30 tips para tener una sana Navidad

Actualizado: 24 dic 2018

Antes que nada: todos estos tips los podes usar para cualquier evento, reunión o festejo!

1- Planificar que haya algunas ensaladas ricas que te gusten para comer antes o durante la comida, anda probando cuales podrían ser para ya tenerlas en mente… ¿espinaca con nueces y queso en hebras? ¿Chauchas con queso blanco y roquefort? ¿rúcula con champiñones y tomates cherry?

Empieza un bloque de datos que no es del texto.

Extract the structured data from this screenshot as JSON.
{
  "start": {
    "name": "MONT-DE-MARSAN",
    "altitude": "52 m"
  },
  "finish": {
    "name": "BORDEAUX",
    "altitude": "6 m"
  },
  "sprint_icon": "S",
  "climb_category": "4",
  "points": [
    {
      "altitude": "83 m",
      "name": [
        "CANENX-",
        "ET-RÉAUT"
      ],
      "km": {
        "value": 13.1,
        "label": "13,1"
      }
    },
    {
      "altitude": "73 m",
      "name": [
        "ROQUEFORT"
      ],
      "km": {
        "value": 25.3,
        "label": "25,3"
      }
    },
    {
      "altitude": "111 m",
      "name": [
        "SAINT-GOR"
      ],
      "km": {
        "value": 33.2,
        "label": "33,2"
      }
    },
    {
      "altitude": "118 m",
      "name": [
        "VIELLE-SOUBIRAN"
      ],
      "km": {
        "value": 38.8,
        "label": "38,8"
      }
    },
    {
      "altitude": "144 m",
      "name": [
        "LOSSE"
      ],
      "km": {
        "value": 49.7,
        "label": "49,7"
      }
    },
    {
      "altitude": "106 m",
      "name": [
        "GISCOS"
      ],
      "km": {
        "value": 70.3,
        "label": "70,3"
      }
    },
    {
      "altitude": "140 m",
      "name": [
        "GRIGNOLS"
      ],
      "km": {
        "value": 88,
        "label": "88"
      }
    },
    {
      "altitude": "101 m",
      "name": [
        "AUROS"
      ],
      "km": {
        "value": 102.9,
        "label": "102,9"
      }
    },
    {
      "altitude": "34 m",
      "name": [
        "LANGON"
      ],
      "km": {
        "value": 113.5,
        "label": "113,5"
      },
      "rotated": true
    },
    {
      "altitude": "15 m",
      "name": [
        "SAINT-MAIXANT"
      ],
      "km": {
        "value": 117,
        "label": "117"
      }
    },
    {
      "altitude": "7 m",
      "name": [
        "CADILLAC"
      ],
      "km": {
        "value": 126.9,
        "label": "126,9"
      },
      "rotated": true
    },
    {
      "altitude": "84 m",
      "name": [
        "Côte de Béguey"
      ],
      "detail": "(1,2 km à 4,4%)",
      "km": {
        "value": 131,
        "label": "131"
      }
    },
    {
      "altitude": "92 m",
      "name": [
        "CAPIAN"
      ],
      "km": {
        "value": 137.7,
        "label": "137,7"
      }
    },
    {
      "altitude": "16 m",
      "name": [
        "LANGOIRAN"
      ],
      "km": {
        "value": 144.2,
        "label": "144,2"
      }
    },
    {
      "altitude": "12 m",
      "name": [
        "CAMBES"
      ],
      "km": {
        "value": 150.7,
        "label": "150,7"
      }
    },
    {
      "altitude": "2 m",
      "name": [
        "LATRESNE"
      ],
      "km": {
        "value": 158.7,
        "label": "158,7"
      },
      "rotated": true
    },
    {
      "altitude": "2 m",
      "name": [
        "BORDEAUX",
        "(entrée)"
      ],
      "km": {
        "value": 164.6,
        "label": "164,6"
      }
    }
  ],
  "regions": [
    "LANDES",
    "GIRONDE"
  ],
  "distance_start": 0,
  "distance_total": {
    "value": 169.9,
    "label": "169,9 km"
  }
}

2- Hacé las preparaciones un poco más saludables: usa mayonesa light en vez de la común (hasta podés mezclarla con queso blanco y ya es mucho menos), que haya ensalada de frutas como o entre los postres, compra bebidas sin azúcar, no compres cantidades exageradas de confituras y turrones, etc.

3- No exagerar con la variedad de platos y la cantidad de cada preparación. Se pueden hacer algunas preparaciones para el 24, otras para el 25, unas para el 31 y otras para el 1ero, no hace falta que la mesa desborde de comida para celebrar porque de hecho lo que celebramos no es la comida, ¡aunque a veces pareciera tener el protagonismo! Planificá con todos los que van a llevar comida!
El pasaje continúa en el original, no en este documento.